Feds Sue Auto Shop Owner Who Paid Ex-Employee’s Final Check in 91,000 Pennies

There's a coin shortage in the U.S., but not in this Georgia driveway.

Revenge is a dish served best in a wheelbarrow. In 91,000 greasy, oily pennies. No, wait – that’s not how it goes. For a man in Fayetteville, Georgia, that’s exactly how it went down when his former employer left $910 dollars in one-cent increments in one messy pile in his driveway. Andreas Flaten finally received the final paycheck he was allegedly due, but in a form that was not only cumbersome but covered in some kind of oily substance.

Flaten filed a complaint with the Department of Labor last January, accusing A OK Walker Autoworks and its owner Miles Walker of stiffing him for his last paycheck before he quit. In an act of what appears to be juvenile pettiness, Flaten got his money, alright, but not in the form of a paper check as is customary in professional circles. 

According to the New York Times and Associated Press, Walker said he “couldn’t recall if he dumped the pennies at Flaten’s house.”

“He got paid, that’s all that matters,” Walker reportedly said.

TV channel KIRO 7 in Seattle confirmed that it is not illegal to pay an employee in oil-covered pennies. The outlet secured a quote from spokesman for the U.S. Department of Labor Eric R. Lucero stating, “There is nothing in the regulations that dictates in what currency the employee must be paid.”

However, it is illegal for a business to shirk its responsibility to pay overtime wages. In a lawsuit filed on December 30, the U.S. Department of Labor “repeatedly and willfully” failed to pay time and a half for overtime. Contrary to its employee contracts, the shop was allegedly paying salary rates instead of hourly, doling out the same check even if more than 40 hours were logged.

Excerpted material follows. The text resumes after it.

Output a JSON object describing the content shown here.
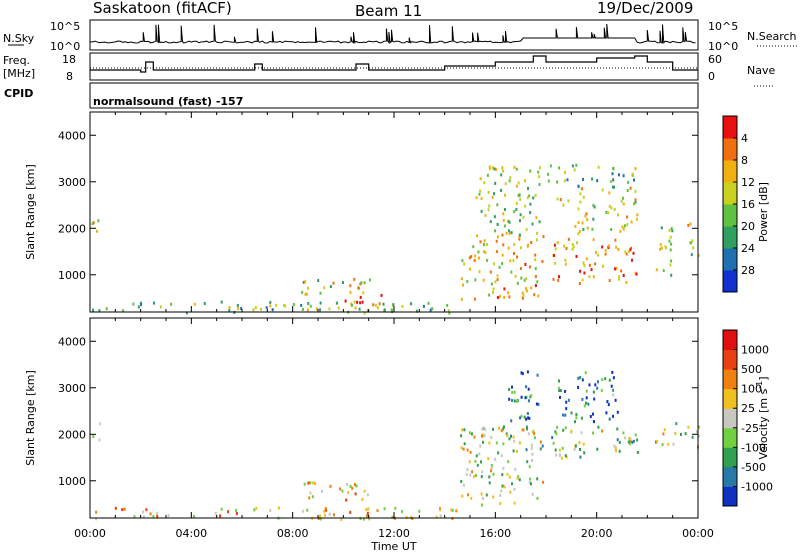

NBC News reported that A OK claimed to have paid Flaten with 100,003 pennies, 750 dimes, two quarters, a nickel, and Flaten’s pay stub, which was emblazoned with a specific expletive. Whether Flaten has counted all of those yet remains unclear. The repair shop cheekily updated its home page to include the statement “And yes we accept pennies as payment! They are cash! 10%processing fees do apply.”

Last we heard, Flaten was cleaning the pennies and preparing them to be cashed in. I’m not sure which side set fire to the bridge first, but it’s one that’s likely to never be repaired. The old adage “all publicity is good publicity” does not apply here for this shop.